@Zeuge
In der negativen Theologie werden Gottesoffenbarungen nicht ausgeschlossen. Bei Eckhart dreht sich die komplette Lehre um die so genannte Gottesgeburt im Seelengrund, die wesentlich Gottesoffenbarung ist.

Nur verfestigt sich diese Offenbarung nicht in den weltlichen Strukturen. Man kann keine gültige Aussage über dieses „Urknallgeschehen“ im Innersten der Seele treffen. Man kann trotz dieser Offenbarung nicht sagen: Gott ist hier, oder er ist da, oder ist so oder er ist so...

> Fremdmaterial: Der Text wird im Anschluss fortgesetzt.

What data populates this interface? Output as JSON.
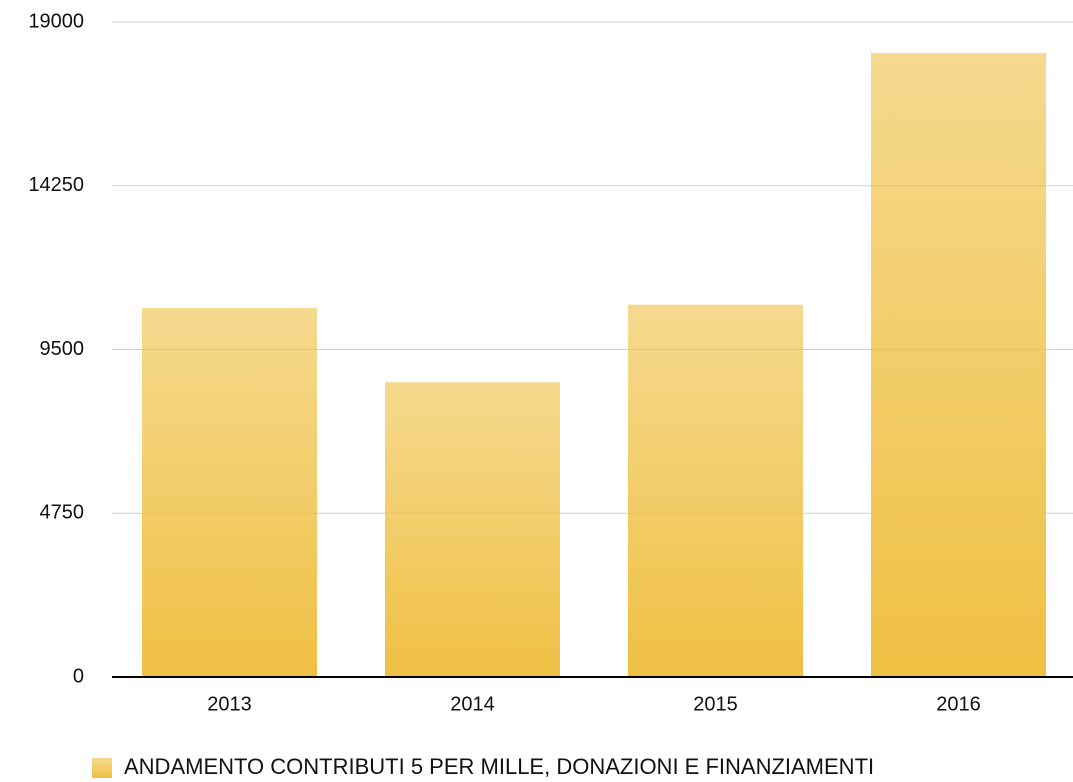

Für gewöhnlich wird aber ein solches Ereignis in den bereits vorhandenen kulturellen, oder religiösen Kontext gedeutet/übertragen und in den weltlichen Strukturen als festes Wissen, tiefe Gläubigkeit, oder restlose Überzeugung angesehen, dass mir Gott eben als Gläubiger des Christentums, des Judentums, des Islam etc. begegnet ist und quasi als Beweis für die Richtigkeit des Glaubens gewertet (und die Unrichtigkeit des Glaubens anderer).

Das dadurch entstandene positive Gottesbild wird also starr, verfestigt sich, anstatt es wie in der negativen Theologie als geschaffen, sich quasi in einem lebendigen Prozess aus Werden, Sein, Vergehen zu deuten und auch diese höchste Erkenntnis, als so genanntes „nichterkennendes Erkennen“ wieder sein zu lassen.

In der negativen Theologie gibt es also durchaus "Gottesoffenbarungen" und die haben dann auch existentiellste Auswirkungen auf den Gläubigen, sind aber eben kein festes Wissen über Gott.
Gott so wie er Gott ist, bleibt auch dort letztlich unerkannt, selbst wenn man staunend und anbetend der Gottesgeburt im Seelengrund gewahr werden durfte.